Network security lab

Security isn’t just about what you study — it’s about what you practice. My homelab doubles as a security lab where I can run real tools against real infrastructure and observe what’s actually happening on the internet.

Vulnerability scanning

I run Nessus Essentials scans against my own network weekly. The first scan was humbling — Services with known CVE’s I hadn’t patched, and several services with unnecessarily broad network exposure. Running a scanner against your own infrastructure teaches you to actually read CVE advisories rather than dismissing them.

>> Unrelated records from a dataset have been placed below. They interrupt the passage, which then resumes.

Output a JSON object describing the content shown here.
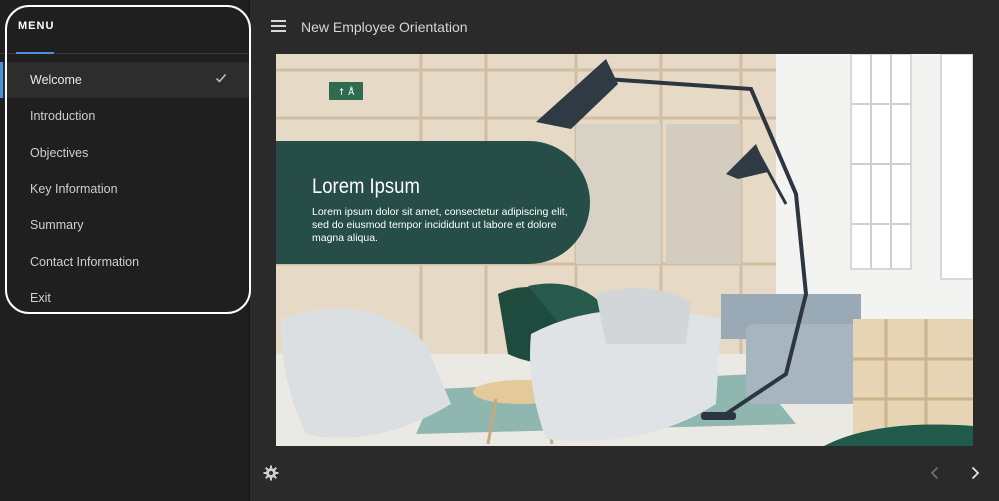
{
  "sidebar": {
    "title": "MENU",
    "items": [
      {
        "label": "Welcome",
        "active": true,
        "completed": true
      },
      {
        "label": "Introduction"
      },
      {
        "label": "Objectives"
      },
      {
        "label": "Key Information"
      },
      {
        "label": "Summary"
      },
      {
        "label": "Contact Information"
      },
      {
        "label": "Exit"
      }
    ]
  },
  "header": {
    "title": "New Employee Orientation",
    "menu_icon": "hamburger-menu-icon"
  },
  "slide": {
    "caption_title": "Lorem Ipsum",
    "caption_text": "Lorem ipsum dolor sit amet, consectetur adipiscing elit, sed do eiusmod tempor incididunt ut labore et dolore magna aliqua.",
    "exit_sign": "↑ Å̂"
  },
  "footer": {
    "settings_icon": "gear-icon",
    "prev_icon": "chevron-left-icon",
    "next_icon": "chevron-right-icon"
  },
  "colors": {
    "accent": "#4a90d9",
    "caption_bg": "#264d47",
    "sidebar_bg": "#1f1f1f",
    "app_bg": "#2a2a2a"
  }
}
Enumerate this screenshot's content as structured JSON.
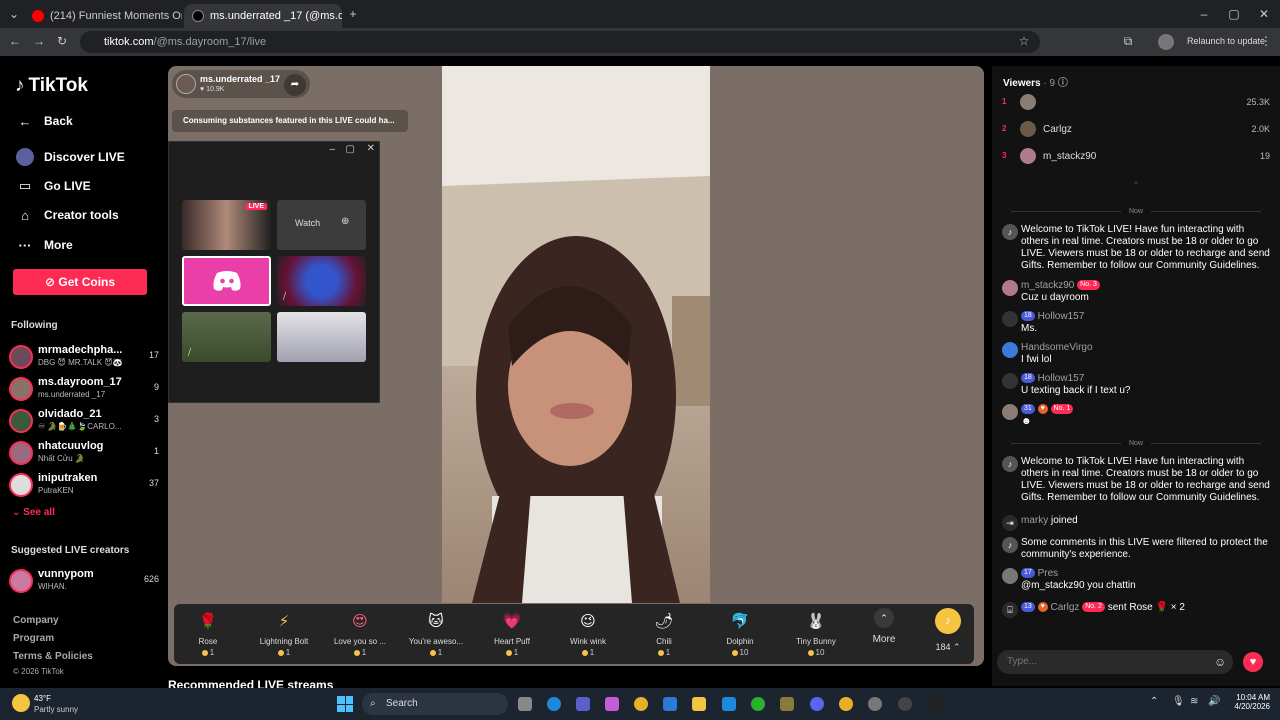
{
  "browser": {
    "tabs": [
      {
        "title": "(214) Funniest Moments On Po"
      },
      {
        "title": "ms.underrated _17 (@ms.da"
      }
    ],
    "url_host": "tiktok.com",
    "url_path": "/@ms.dayroom_17/live",
    "relaunch_label": "Relaunch to update"
  },
  "sidebar": {
    "logo": "TikTok",
    "back": "Back",
    "nav": [
      "Discover LIVE",
      "Go LIVE",
      "Creator tools",
      "More"
    ],
    "coins": "Get Coins",
    "following_head": "Following",
    "following": [
      {
        "name": "mrmadechpha...",
        "sub": "DBG 😈 MR.TALK 😈🐼",
        "count": "17"
      },
      {
        "name": "ms.dayroom_17",
        "sub": "ms.underrated _17",
        "count": "9"
      },
      {
        "name": "olvidado_21",
        "sub": "♾ 🐊🍺🎄🍃CARLO...",
        "count": "3"
      },
      {
        "name": "nhatcuuvlog",
        "sub": "Nhất Cửu 🐊",
        "count": "1"
      },
      {
        "name": "iniputraken",
        "sub": "PutraKEN",
        "count": "37"
      }
    ],
    "see_all": "See all",
    "suggested_head": "Suggested LIVE creators",
    "suggested": {
      "name": "vunnypom",
      "sub": "WIHAN.",
      "count": "626"
    },
    "footer": [
      "Company",
      "Program",
      "Terms & Policies",
      "© 2026 TikTok"
    ]
  },
  "stage": {
    "host_name": "ms.underrated _17",
    "host_likes": "♥ 10.9K",
    "warning": "Consuming substances featured in this LIVE could ha...",
    "recommended": "Recommended LIVE streams"
  },
  "popup": {
    "live_label": "LIVE",
    "watch_label": "Watch"
  },
  "gifts": [
    {
      "name": "Rose",
      "price": "1",
      "icon": "🌹",
      "color": "#fe2c55"
    },
    {
      "name": "Lightning Bolt",
      "price": "1",
      "icon": "⚡",
      "color": "#f5c542"
    },
    {
      "name": "Love you so ...",
      "price": "1",
      "icon": "😍",
      "color": "#ff5e7e"
    },
    {
      "name": "You're aweso...",
      "price": "1",
      "icon": "🐱",
      "color": "#c9a57a"
    },
    {
      "name": "Heart Puff",
      "price": "1",
      "icon": "💗",
      "color": "#f2a2c8"
    },
    {
      "name": "Wink wink",
      "price": "1",
      "icon": "😉",
      "color": "#e85aa8"
    },
    {
      "name": "Chili",
      "price": "1",
      "icon": "🌶",
      "color": "#e8342a"
    },
    {
      "name": "Dolphin",
      "price": "10",
      "icon": "🐬",
      "color": "#4aa3d8"
    },
    {
      "name": "Tiny Bunny",
      "price": "10",
      "icon": "🐰",
      "color": "#8bd47a"
    }
  ],
  "gift_more": "More",
  "coin_balance": "184",
  "viewers": {
    "label": "Viewers",
    "count": "· 9",
    "list": [
      {
        "rank": "1",
        "name": "",
        "count": "25.3K"
      },
      {
        "rank": "2",
        "name": "Carlgz",
        "count": "2.0K"
      },
      {
        "rank": "3",
        "name": "m_stackz90",
        "count": "19"
      }
    ]
  },
  "chat": {
    "now": "Now",
    "welcome": "Welcome to TikTok LIVE! Have fun interacting with others in real time. Creators must be 18 or older to go LIVE. Viewers must be 18 or older to recharge and send Gifts. Remember to follow our Community Guidelines.",
    "messages": [
      {
        "user": "m_stackz90",
        "badge": "No. 3",
        "text": "Cuz u dayroom"
      },
      {
        "user": "Hollow157",
        "badge": "18",
        "text": "Ms."
      },
      {
        "user": "HandsomeVirgo",
        "badge": "",
        "text": "I fwi lol"
      },
      {
        "user": "Hollow157",
        "badge": "18",
        "text": "U texting back if I text u?"
      },
      {
        "user": "",
        "badge": "31",
        "badge2": "No. 1",
        "text": ""
      }
    ],
    "joined_user": "marky",
    "joined_text": "joined",
    "filtered": "Some comments in this LIVE were filtered to protect the community's experience.",
    "pres_user": "Pres",
    "pres_badge": "17",
    "pres_text": "@m_stackz90 you chattin",
    "gift_user": "Carlgz",
    "gift_badge": "13",
    "gift_badge2": "No. 2",
    "gift_text": "sent Rose 🌹 × 2",
    "placeholder": "Type..."
  },
  "taskbar": {
    "weather_temp": "43°F",
    "weather_desc": "Partly sunny",
    "search": "Search",
    "time": "10:04 AM",
    "date": "4/20/2026"
  }
}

Firewall and DNS hardening

OPNsense is my router+firewall. The baseline configuration covers:

• VLAN segmentation: IoT, trusted devices, and servers on separate networks with firewall rules controlling inter-VLAN traffic
• Hagezi DNS blocklists (multi-pro level) configured in Unbound - drops ads, trackers, and known malware domains at the resolver
• IDS/IPS with Suricata and ET Open ruleset
• GeoIP blocking for inbound connections from high-risk regions

WireGuard VPN

A WireGuard server on OPNsense lets me connect back to my home network from anywhere. Configuration-wise, it’s minimal — WireGuard’s simplicity is its best feature. Every device gets a key pair; the VPN peer list is managed in OPNsense’s UI. Split tunneling routes only home-network traffic through the VPN, so remote work doesn’t slow down.

Cowrie honeypot

A Cowrie SSH honeypot runs on a Hetzner VPS with port 22 exposed to the internet. Within hours of deployment, it was receiving brute-force attempts. The logs are fascinating: common username lists, password sprays, and occasionally more sophisticated attempts that try commands after “successful” login.

I pipe the logs to a Grafana dashboard at home for visualization — attack source IPs, most common usernames tried, attempt frequency over time. It’s not research-grade threat intelligence, but it’s an excellent window into what automated scanners are actually doing out there.